Research staff identified 3123 women, of which 2593 declined participation or were ineligible for the study (Mosca et al., 2017). Of the 506 participants who completed baseline study visits consisting of at least one questionnaire and/or a blood sample, 21 were excluded due to missing data on the HWC or the CVH metrics of interest; the final analytical dataset for the present study consisted of 485 women.
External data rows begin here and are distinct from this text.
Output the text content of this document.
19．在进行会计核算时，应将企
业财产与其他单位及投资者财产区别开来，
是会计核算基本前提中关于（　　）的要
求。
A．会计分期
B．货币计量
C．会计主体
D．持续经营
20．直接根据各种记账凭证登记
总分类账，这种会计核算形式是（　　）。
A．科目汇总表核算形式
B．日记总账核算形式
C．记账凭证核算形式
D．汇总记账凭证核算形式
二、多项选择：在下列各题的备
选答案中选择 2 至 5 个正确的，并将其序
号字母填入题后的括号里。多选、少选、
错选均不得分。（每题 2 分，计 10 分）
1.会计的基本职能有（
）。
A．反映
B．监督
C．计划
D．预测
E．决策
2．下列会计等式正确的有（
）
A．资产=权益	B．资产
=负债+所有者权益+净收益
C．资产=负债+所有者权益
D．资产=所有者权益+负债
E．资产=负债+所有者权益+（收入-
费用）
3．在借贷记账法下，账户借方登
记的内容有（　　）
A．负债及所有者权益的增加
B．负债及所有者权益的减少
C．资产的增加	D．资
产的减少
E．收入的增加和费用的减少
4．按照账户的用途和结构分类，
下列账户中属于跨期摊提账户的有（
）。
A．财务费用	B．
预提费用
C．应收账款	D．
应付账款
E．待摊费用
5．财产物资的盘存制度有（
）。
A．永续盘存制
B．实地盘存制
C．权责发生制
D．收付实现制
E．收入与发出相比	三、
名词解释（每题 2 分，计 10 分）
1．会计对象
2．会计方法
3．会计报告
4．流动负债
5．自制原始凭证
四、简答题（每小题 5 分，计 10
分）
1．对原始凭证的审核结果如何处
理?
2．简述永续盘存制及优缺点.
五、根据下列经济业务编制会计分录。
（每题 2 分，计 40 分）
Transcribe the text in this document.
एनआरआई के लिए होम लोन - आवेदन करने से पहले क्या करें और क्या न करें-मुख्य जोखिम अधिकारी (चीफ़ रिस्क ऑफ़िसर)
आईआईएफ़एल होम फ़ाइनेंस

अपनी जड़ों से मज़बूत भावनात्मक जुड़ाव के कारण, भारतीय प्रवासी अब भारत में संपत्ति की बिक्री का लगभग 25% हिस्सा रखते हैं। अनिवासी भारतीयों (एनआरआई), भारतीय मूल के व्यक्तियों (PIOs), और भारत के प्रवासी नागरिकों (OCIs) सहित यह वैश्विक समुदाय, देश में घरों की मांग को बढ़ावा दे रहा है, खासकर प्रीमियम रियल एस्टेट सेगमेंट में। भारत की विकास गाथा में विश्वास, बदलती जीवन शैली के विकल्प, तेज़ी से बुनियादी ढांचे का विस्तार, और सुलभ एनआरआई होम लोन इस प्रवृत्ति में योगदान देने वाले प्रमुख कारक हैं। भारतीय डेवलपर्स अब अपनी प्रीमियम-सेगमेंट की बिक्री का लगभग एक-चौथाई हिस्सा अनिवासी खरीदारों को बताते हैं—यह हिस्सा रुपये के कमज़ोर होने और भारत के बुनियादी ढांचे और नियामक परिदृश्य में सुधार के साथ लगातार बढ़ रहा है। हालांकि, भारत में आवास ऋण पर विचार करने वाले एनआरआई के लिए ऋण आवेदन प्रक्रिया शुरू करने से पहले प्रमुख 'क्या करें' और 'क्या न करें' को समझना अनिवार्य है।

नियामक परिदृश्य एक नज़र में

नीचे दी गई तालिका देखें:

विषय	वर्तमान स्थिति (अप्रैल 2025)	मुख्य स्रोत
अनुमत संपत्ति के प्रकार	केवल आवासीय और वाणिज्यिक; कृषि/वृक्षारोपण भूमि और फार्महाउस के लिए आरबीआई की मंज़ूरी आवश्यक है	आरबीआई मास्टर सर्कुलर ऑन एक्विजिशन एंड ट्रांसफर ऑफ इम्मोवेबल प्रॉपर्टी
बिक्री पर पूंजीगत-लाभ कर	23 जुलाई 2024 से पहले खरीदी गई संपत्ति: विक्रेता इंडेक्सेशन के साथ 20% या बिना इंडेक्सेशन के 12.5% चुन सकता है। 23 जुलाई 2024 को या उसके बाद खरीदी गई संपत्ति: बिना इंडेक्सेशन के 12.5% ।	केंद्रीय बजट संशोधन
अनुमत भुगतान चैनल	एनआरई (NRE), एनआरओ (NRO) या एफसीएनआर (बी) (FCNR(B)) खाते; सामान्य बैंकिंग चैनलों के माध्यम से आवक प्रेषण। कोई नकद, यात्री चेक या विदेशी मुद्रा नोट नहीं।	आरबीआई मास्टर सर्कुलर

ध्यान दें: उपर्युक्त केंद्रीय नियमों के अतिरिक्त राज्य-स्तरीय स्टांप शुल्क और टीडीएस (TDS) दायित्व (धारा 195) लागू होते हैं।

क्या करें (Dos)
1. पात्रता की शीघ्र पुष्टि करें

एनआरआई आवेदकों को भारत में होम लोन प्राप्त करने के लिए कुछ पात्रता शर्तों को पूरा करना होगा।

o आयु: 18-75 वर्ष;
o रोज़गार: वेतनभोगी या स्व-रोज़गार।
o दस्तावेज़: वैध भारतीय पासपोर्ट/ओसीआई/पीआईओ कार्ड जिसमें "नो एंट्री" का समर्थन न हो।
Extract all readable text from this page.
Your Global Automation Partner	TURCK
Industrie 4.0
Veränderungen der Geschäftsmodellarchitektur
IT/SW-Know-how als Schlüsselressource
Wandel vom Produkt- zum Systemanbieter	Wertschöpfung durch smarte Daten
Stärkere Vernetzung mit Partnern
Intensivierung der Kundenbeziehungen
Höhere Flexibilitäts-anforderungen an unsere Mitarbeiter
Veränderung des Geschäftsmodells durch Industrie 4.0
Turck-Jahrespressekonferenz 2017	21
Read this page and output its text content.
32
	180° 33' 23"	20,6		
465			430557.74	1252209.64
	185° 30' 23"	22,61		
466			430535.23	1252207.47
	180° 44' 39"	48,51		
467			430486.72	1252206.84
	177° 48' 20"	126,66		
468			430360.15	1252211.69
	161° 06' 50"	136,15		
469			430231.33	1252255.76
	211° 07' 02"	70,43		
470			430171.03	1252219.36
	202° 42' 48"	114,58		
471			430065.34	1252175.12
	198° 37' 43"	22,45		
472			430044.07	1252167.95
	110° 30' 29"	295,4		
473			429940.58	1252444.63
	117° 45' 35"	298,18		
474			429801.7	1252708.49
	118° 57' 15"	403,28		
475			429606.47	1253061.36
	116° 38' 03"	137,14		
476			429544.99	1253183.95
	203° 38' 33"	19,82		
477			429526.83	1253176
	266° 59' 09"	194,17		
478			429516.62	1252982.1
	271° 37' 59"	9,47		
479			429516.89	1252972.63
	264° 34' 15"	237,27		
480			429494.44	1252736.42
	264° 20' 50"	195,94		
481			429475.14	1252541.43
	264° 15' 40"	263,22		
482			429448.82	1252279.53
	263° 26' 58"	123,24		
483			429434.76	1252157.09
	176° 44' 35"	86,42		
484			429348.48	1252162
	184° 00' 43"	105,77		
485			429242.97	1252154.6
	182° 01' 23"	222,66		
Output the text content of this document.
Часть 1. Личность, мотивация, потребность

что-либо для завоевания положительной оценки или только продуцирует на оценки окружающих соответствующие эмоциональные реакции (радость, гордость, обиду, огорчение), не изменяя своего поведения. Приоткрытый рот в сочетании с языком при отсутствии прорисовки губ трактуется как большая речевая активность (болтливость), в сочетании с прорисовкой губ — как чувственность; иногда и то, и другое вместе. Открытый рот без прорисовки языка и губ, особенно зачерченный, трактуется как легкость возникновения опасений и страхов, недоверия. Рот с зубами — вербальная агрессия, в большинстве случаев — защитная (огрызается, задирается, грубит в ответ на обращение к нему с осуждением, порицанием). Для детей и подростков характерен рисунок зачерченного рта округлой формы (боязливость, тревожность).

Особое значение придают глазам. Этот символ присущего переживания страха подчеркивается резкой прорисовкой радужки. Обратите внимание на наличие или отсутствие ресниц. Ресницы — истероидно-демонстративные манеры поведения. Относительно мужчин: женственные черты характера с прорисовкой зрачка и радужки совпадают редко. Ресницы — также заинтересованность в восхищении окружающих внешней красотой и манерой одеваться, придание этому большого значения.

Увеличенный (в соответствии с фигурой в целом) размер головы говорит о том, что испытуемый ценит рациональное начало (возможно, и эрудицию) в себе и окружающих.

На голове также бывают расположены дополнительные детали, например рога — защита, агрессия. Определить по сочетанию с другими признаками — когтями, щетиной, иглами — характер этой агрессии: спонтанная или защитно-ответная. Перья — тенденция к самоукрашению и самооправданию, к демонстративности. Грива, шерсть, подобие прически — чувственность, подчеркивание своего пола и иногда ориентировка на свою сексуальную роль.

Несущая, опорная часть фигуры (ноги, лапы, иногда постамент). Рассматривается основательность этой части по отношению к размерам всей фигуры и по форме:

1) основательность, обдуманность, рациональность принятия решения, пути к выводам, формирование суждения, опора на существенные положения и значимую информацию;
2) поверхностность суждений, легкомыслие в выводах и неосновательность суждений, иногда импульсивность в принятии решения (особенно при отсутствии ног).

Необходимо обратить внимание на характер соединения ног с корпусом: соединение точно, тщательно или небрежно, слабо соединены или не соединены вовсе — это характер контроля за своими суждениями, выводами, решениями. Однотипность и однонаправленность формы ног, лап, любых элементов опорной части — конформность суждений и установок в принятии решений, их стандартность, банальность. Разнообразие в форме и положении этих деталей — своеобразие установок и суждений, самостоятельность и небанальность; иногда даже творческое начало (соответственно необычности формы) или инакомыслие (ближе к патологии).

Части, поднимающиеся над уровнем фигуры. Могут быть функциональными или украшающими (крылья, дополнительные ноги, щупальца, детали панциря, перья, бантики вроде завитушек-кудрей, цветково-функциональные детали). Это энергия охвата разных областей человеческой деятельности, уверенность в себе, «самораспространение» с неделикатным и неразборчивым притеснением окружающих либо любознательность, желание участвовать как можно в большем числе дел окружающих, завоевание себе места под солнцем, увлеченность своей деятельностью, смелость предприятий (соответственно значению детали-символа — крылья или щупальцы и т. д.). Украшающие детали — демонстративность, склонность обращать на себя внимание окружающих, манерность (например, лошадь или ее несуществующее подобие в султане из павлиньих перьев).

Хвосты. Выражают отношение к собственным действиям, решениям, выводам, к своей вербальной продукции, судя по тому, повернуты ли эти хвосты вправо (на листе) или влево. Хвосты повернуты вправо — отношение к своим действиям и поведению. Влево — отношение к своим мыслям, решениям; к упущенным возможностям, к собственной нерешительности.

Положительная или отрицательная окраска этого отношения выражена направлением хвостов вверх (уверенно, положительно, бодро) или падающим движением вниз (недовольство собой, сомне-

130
Assessment of weight cycling history

The primary exposures of interest were having HWC and the number of weight cycling episodes experienced. HWC was self-reported by answering the following question: “How many times in your life have you lost and gained at least 10 lb in one year (don’t include pregnancies)?” This question was formulated based on previous studies (Welti et al., 2017, Atkinson et al., 1994) on weight cycling, which established 10 lb as the minimum threshold for defining significant weight gain versus being weight stable. All forms were available in English and Spanish.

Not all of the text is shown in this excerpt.